Tol was a coordinating lead author of the IPCC Fifth Assessment Report Working Group II, contributing to the economics chapter. Tol said in March 2014 that he had withdrawn from the writing team for the Summary for Policy Makers of the report in September 2013, citing disagreement with the profile of the report which he considered too alarmist and putting too little emphasis on opportunities to adapt to climate changes.

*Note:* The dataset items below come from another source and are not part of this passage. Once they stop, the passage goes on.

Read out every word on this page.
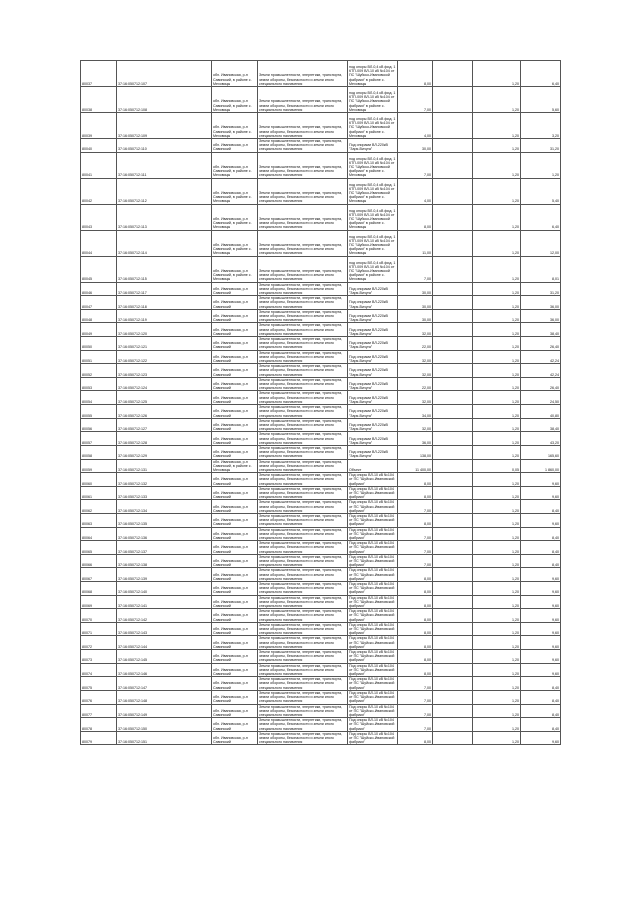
80037	37:16:050712:107	обл. Ивановская, р-н Савинский, в районе с. Меховицы	Земли промышленности, энергетики, транспорта, земли обороны, безопасности и земли иного специального назначения	под опоры ВЛ-0,4 кВ фид. 1 КТП-009 ВЛ-10 кВ №104 от ПС "Шуйско-Ивановской фабрики" в районе с. Меховицы	8,00		1,20	6,40
80038	37:16:050712:108	обл. Ивановская, р-н Савинский, в районе с. Меховицы	Земли промышленности, энергетики, транспорта, земли обороны, безопасности и земли иного специального назначения	под опоры ВЛ-0,4 кВ фид. 1 КТП-009 ВЛ-10 кВ №104 от ПС "Шуйско-Ивановской фабрики" в районе с. Меховицы	7,00		1,20	5,60
80039	37:16:050712:109	обл. Ивановская, р-н Савинский, в районе с. Меховицы	Земли промышленности, энергетики, транспорта, земли обороны, безопасности и земли иного специального назначения	под опоры ВЛ-0,4 кВ фид. 1 КТП-009 ВЛ-10 кВ №104 от ПС "Шуйско-Ивановской фабрики" в районе с. Меховицы	4,00		1,20	3,20
80040	37:16:050712:110	обл. Ивановская, р-н Савинский	Земли промышленности, энергетики, транспорта, земли обороны, безопасности и земли иного специального назначения	Под опорами ВЛ-220кВ "Заря-Вичуга"	30,00		1,20	31,20
80041	37:16:050712:111	обл. Ивановская, р-н Савинский, в районе с. Меховицы	Земли промышленности, энергетики, транспорта, земли обороны, безопасности и земли иного специального назначения	под опоры ВЛ-0,4 кВ фид. 1 КТП-009 ВЛ-10 кВ №104 от ПС "Шуйско-Ивановской фабрики" в районе с. Меховицы	7,00		1,20	1,20
80042	37:16:050712:112	обл. Ивановская, р-н Савинский, в районе с. Меховицы	Земли промышленности, энергетики, транспорта, земли обороны, безопасности и земли иного специального назначения	под опоры ВЛ-0,4 кВ фид. 1 КТП-009 ВЛ-10 кВ №104 от ПС "Шуйско-Ивановской фабрики" в районе с. Меховицы	4,00		1,20	5,40
80043	37:16:050712:113	обл. Ивановская, р-н Савинский, в районе с. Меховицы	Земли промышленности, энергетики, транспорта, земли обороны, безопасности и земли иного специального назначения	под опоры ВЛ-0,4 кВ фид. 1 КТП-009 ВЛ-10 кВ №104 от ПС "Шуйско-Ивановской фабрики" в районе с. Меховицы	8,00		1,20	6,40
80044	37:16:050712:114	обл. Ивановская, р-н Савинский, в районе с. Меховицы	Земли промышленности, энергетики, транспорта, земли обороны, безопасности и земли иного специального назначения	под опоры ВЛ-0,4 кВ фид. 1 КТП-009 ВЛ-10 кВ №104 от ПС "Шуйско-Ивановской фабрики" в районе с. Меховицы	11,00		1,20	12,00
80045	37:16:050712:115	обл. Ивановская, р-н Савинский, в районе с. Меховицы	Земли промышленности, энергетики, транспорта, земли обороны, безопасности и земли иного специального назначения	под опоры ВЛ-0,4 кВ фид. 1 КТП-009 ВЛ-10 кВ №104 от ПС "Шуйско-Ивановской фабрики" в районе с. Меховицы	7,00		1,20	8,01
80046	37:16:050712:117	обл. Ивановская, р-н Савинский	Земли промышленности, энергетики, транспорта, земли обороны, безопасности и земли иного специального назначения	Под опорами ВЛ-220кВ "Заря-Вичуга"	30,00		1,20	31,20
80047	37:16:050712:118	обл. Ивановская, р-н Савинский	Земли промышленности, энергетики, транспорта, земли обороны, безопасности и земли иного специального назначения	Под опорами ВЛ-220кВ "Заря-Вичуга"	30,00		1,20	36,00
80048	37:16:050712:119	обл. Ивановская, р-н Савинский	Земли промышленности, энергетики, транспорта, земли обороны, безопасности и земли иного специального назначения	Под опорами ВЛ-220кВ "Заря-Вичуга"	30,00		1,20	36,00
80049	37:16:050712:120	обл. Ивановская, р-н Савинский	Земли промышленности, энергетики, транспорта, земли обороны, безопасности и земли иного специального назначения	Под опорами ВЛ-220кВ "Заря-Вичуга"	32,00		1,20	38,40
80050	37:16:050712:121	обл. Ивановская, р-н Савинский	Земли промышленности, энергетики, транспорта, земли обороны, безопасности и земли иного специального назначения	Под опорами ВЛ-220кВ "Заря-Вичуга"	22,00		1,20	26,40
80051	37:16:050712:122	обл. Ивановская, р-н Савинский	Земли промышленности, энергетики, транспорта, земли обороны, безопасности и земли иного специального назначения	Под опорами ВЛ-220кВ "Заря-Вичуга"	32,00		1,20	42,24
80052	37:16:050712:123	обл. Ивановская, р-н Савинский	Земли промышленности, энергетики, транспорта, земли обороны, безопасности и земли иного специального назначения	Под опорами ВЛ-220кВ "Заря-Вичуга"	32,00		1,20	42,24
80053	37:16:050712:124	обл. Ивановская, р-н Савинский	Земли промышленности, энергетики, транспорта, земли обороны, безопасности и земли иного специального назначения	Под опорами ВЛ-220кВ "Заря-Вичуга"	22,00		1,20	26,40
80054	37:16:050712:125	обл. Ивановская, р-н Савинский	Земли промышленности, энергетики, транспорта, земли обороны, безопасности и земли иного специального назначения	Под опорами ВЛ-220кВ "Заря-Вичуга"	32,00		1,20	24,50
80055	37:16:050712:126	обл. Ивановская, р-н Савинский	Земли промышленности, энергетики, транспорта, земли обороны, безопасности и земли иного специального назначения	Под опорами ВЛ-220кВ "Заря-Вичуга"	34,00		1,20	40,80
80056	37:16:050712:127	обл. Ивановская, р-н Савинский	Земли промышленности, энергетики, транспорта, земли обороны, безопасности и земли иного специального назначения	Под опорами ВЛ-220кВ "Заря-Вичуга"	32,00		1,20	38,40
80057	37:16:050712:128	обл. Ивановская, р-н Савинский	Земли промышленности, энергетики, транспорта, земли обороны, безопасности и земли иного специального назначения	Под опорами ВЛ-220кВ "Заря-Вичуга"	36,00		1,20	43,20
80058	37:16:050712:129	обл. Ивановская, р-н Савинский	Земли промышленности, энергетики, транспорта, земли обороны, безопасности и земли иного специального назначения	Под опорами ВЛ-220кВ "Заря-Вичуга"	138,00		1,20	165,60
80059	37:16:050712:131	обл. Ивановская, р-н Савинский, в районе с. Меховицы	Земли промышленности, энергетики, транспорта, земли обороны, безопасности и земли иного специального назначения	Объект	11 400,00		0,05	1 860,00
80060	37:16:050712:132	обл. Ивановская, р-н Савинский	Земли промышленности, энергетики, транспорта, земли обороны, безопасности и земли иного специального назначения	Под опоры ВЛ-10 кВ №104 от ПС "Шуйско-Ивановской фабрики"	8,00		1,20	9,60
80061	37:16:050712:133	обл. Ивановская, р-н Савинский	Земли промышленности, энергетики, транспорта, земли обороны, безопасности и земли иного специального назначения	Под опоры ВЛ-10 кВ №104 от ПС "Шуйско-Ивановской фабрики"	8,00		1,20	9,60
80062	37:16:050712:134	обл. Ивановская, р-н Савинский	Земли промышленности, энергетики, транспорта, земли обороны, безопасности и земли иного специального назначения	Под опоры ВЛ-10 кВ №104 от ПС "Шуйско-Ивановской фабрики"	7,00		1,20	8,40
80063	37:16:050712:135	обл. Ивановская, р-н Савинский	Земли промышленности, энергетики, транспорта, земли обороны, безопасности и земли иного специального назначения	Под опоры ВЛ-10 кВ №104 от ПС "Шуйско-Ивановской фабрики"	8,00		1,20	9,60
80064	37:16:050712:136	обл. Ивановская, р-н Савинский	Земли промышленности, энергетики, транспорта, земли обороны, безопасности и земли иного специального назначения	Под опоры ВЛ-10 кВ №104 от ПС "Шуйско-Ивановской фабрики"	7,00		1,20	8,40
80065	37:16:050712:137	обл. Ивановская, р-н Савинский	Земли промышленности, энергетики, транспорта, земли обороны, безопасности и земли иного специального назначения	Под опоры ВЛ-10 кВ №104 от ПС "Шуйско-Ивановской фабрики"	7,00		1,20	8,40
80066	37:16:050712:138	обл. Ивановская, р-н Савинский	Земли промышленности, энергетики, транспорта, земли обороны, безопасности и земли иного специального назначения	Под опоры ВЛ-10 кВ №104 от ПС "Шуйско-Ивановской фабрики"	7,00		1,20	8,40
80067	37:16:050712:139	обл. Ивановская, р-н Савинский	Земли промышленности, энергетики, транспорта, земли обороны, безопасности и земли иного специального назначения	Под опоры ВЛ-10 кВ №104 от ПС "Шуйско-Ивановской фабрики"	8,00		1,20	9,60
80068	37:16:050712:140	обл. Ивановская, р-н Савинский	Земли промышленности, энергетики, транспорта, земли обороны, безопасности и земли иного специального назначения	Под опоры ВЛ-10 кВ №104 от ПС "Шуйско-Ивановской фабрики"	8,00		1,20	9,60
80069	37:16:050712:141	обл. Ивановская, р-н Савинский	Земли промышленности, энергетики, транспорта, земли обороны, безопасности и земли иного специального назначения	Под опоры ВЛ-10 кВ №104 от ПС "Шуйско-Ивановской фабрики"	8,00		1,20	9,60
80070	37:16:050712:142	обл. Ивановская, р-н Савинский	Земли промышленности, энергетики, транспорта, земли обороны, безопасности и земли иного специального назначения	Под опоры ВЛ-10 кВ №104 от ПС "Шуйско-Ивановской фабрики"	8,00		1,20	9,60
80071	37:16:050712:143	обл. Ивановская, р-н Савинский	Земли промышленности, энергетики, транспорта, земли обороны, безопасности и земли иного специального назначения	Под опоры ВЛ-10 кВ №104 от ПС "Шуйско-Ивановской фабрики"	8,00		1,20	9,60
80072	37:16:050712:144	обл. Ивановская, р-н Савинский	Земли промышленности, энергетики, транспорта, земли обороны, безопасности и земли иного специального назначения	Под опоры ВЛ-10 кВ №104 от ПС "Шуйско-Ивановской фабрики"	8,00		1,20	9,60
80073	37:16:050712:145	обл. Ивановская, р-н Савинский	Земли промышленности, энергетики, транспорта, земли обороны, безопасности и земли иного специального назначения	Под опоры ВЛ-10 кВ №104 от ПС "Шуйско-Ивановской фабрики"	8,00		1,20	9,60
80074	37:16:050712:146	обл. Ивановская, р-н Савинский	Земли промышленности, энергетики, транспорта, земли обороны, безопасности и земли иного специального назначения	Под опоры ВЛ-10 кВ №104 от ПС "Шуйско-Ивановской фабрики"	8,00		1,20	9,60
80075	37:16:050712:147	обл. Ивановская, р-н Савинский	Земли промышленности, энергетики, транспорта, земли обороны, безопасности и земли иного специального назначения	Под опоры ВЛ-10 кВ №104 от ПС "Шуйско-Ивановской фабрики"	7,00		1,20	8,40
80076	37:16:050712:148	обл. Ивановская, р-н Савинский	Земли промышленности, энергетики, транспорта, земли обороны, безопасности и земли иного специального назначения	Под опоры ВЛ-10 кВ №104 от ПС "Шуйско-Ивановской фабрики"	7,00		1,20	8,40
80077	37:16:050712:149	обл. Ивановская, р-н Савинский	Земли промышленности, энергетики, транспорта, земли обороны, безопасности и земли иного специального назначения	Под опоры ВЛ-10 кВ №104 от ПС "Шуйско-Ивановской фабрики"	7,00		1,20	8,40
80078	37:16:050712:150	обл. Ивановская, р-н Савинский	Земли промышленности, энергетики, транспорта, земли обороны, безопасности и земли иного специального назначения	Под опоры ВЛ-10 кВ №104 от ПС "Шуйско-Ивановской фабрики"	7,00		1,20	8,40
80079	37:16:050712:151	обл. Ивановская, р-н Савинский	Земли промышленности, энергетики, транспорта, земли обороны, безопасности и земли иного специального назначения	Под опоры ВЛ-10 кВ №104 от ПС "Шуйско-Ивановской фабрики"	8,00		1,20	9,60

===Copenhagen Consensus===
Bjørn Lomborg chose Tol to participate in his "Copenhagen Consensus" project in 2008. In 2008, Tol collaborated with Gary Yohe, Richard G. Richels, and Geoffrey Blanford to prepare the "Challenge Paper" on global warming which examined three approaches devised by Lomborg for tackling the issue. The 3 results were then compared with 27 similar investigations, 3 each relating to 9 other 'challenges' in the areas of health and environment. Of the 30 policy alternatives that resulted, Lomborg's ranking procedure rated the 2 dealing with controlling emissions of greenhouse gases 29th and 30th in terms of cost effectiveness.

A "perspective paper" by Anil Markandya of the University of Bath on the Yohe/Tol study stated that "a short time period analysis is misleading" when all the costs are incurred during the period examined but benefits continue to accrue after its conclusion. He pointed out that the study "stops short of the most that can be supported on a cost benefit basis" and stated that "it does not seem reasonable" to rely solely on Tol's own FUND model when alternatives "reported in the peer-reviewed literature are also credible".

Gary Yohe later accused Lomborg of "deliberate distortion of our conclusions", adding that "as one of the authors of the Copenhagen Consensus Project's principal climate paper, I can say with certainty that Lomborg is misrepresenting our findings thanks to a highly selective memory". In a subsequent joint statement settling their differences, Lomborg and Yohe agreed that the "failure" of Lomborg's emissions reduction plan "could be traced to faulty design".

Lomborg awarded Tol a position on his Copenhagen Consensus panel again in 2009. Tol said that Lomborg "plays a useful role in the debate on climate policy".